Greenland’s Mega-Tsunami: The Nine-Day Earthquake Phenomenon
In an awe-inspiring event in 2023, a mountaintop collapse in Greenland triggered a colossal mega-tsunami towering roughly 200 meters (650 feet). This giant wave wreaked havoc within the narrow confines of the Dickson Fjord, creating seismic waves that reverberated through the Earth’s crust for an astonishing nine days.
Unveiling the mystery
When scientists first detected an unusual seismic signal in 2023, it defied their expectations. Unlike the typical frequency-rich rumble of earthquakes, this event emitted a monotonous hum with a single vibration frequency.
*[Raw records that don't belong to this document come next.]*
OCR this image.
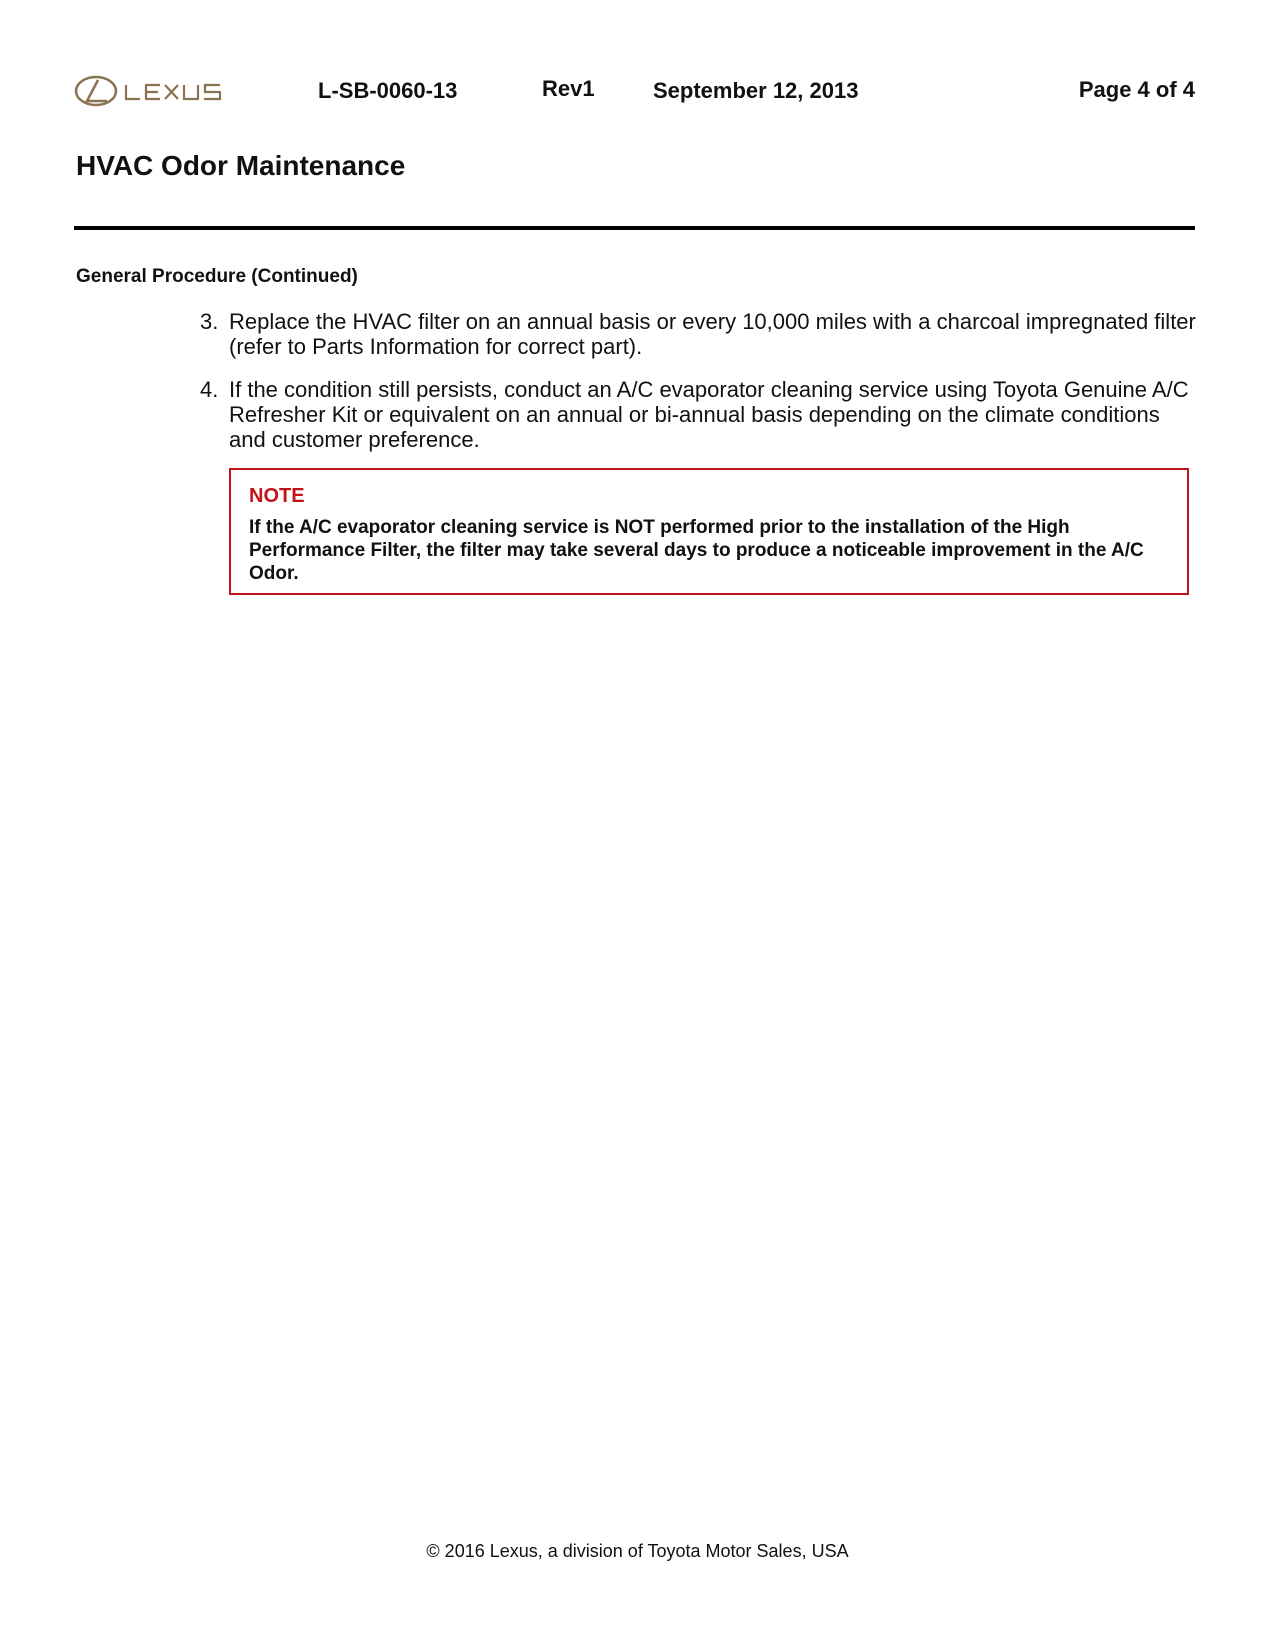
L-SB-0060-13	Rev1	September 12, 2013	Page 4 of 4
HVAC Odor Maintenance
General Procedure (Continued)
3. Replace the HVAC filter on an annual basis or every 10,000 miles with a charcoal impregnated filter (refer to Parts Information for correct part).
4. If the condition still persists, conduct an A/C evaporator cleaning service using Toyota Genuine A/C Refresher Kit or equivalent on an annual or bi-annual basis depending on the climate conditions and customer preference.
NOTE
If the A/C evaporator cleaning service is NOT performed prior to the installation of the High Performance Filter, the filter may take several days to produce a noticeable improvement in the A/C Odor.
© 2016 Lexus, a division of Toyota Motor Sales, USA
Determined to unravel the mystery, an international team of scientists traced the seismic signal back to the tsunami waves in Greenland. Their groundbreaking study has been published in the journal Science.
“All we knew was that it was somehow associated with the landslide. We only managed to solve this enigma through a huge interdisciplinary and international effort,” stated Kristian Svennevig, a geologist at the Geological Survey of Denmark and Greenland (GEUS) and the study’s lead author.
The scale of destruction
The scale of the event was mind-boggling. Rock and ice equivalent to filling 10,000 Olympic-sized swimming pools cascaded into the fjord, triggering the 200-meter-high mega-tsunami and a phenomenon known as a seiche, where waves continue to slosh back and forth within a confined area. This seiche rocked the fjord approximately 10,000 times over nine days, marking it as the tallest wave recorded on Earth since 1980.
The wave dwarfed previous tsunamis, including those caused by undersea earthquakes in Indonesia in 2004 and Japan in 2011, as noted by the study’s authors.
Stephen Hicks, Research Fellow in Computational Seismology at UCL, and Kristian Svennevig, Senior Researcher at the Geological Survey of Denmark and Greenland, revealed that 66 scientists from 40 institutions across 15 countries collaborated to pinpoint the source of the mysterious signal.
The role of climate change
The study’s authors pointed to climate change as the driving factor behind the catastrophic collapse. Global heating had “thinned the glacier by several tens of meters, meaning that the mountain towering above it could no longer be held up.”
“The landslide traveled down a very steep glacier in a narrow gully before plunging into a narrow, confined fjord,” they wrote.
Future implications
Scientists warn that this event is unlikely to be an isolated occurrence. “As permafrost on steep slopes continues to warm and glaciers continue to thin, we can expect these events to happen more often and on an even bigger scale across the world’s polar and mountainous regions,” they cautioned.
This dramatic event serves as a stark reminder of the far-reaching impacts of climate change and the urgent need for global action to mitigate its effects.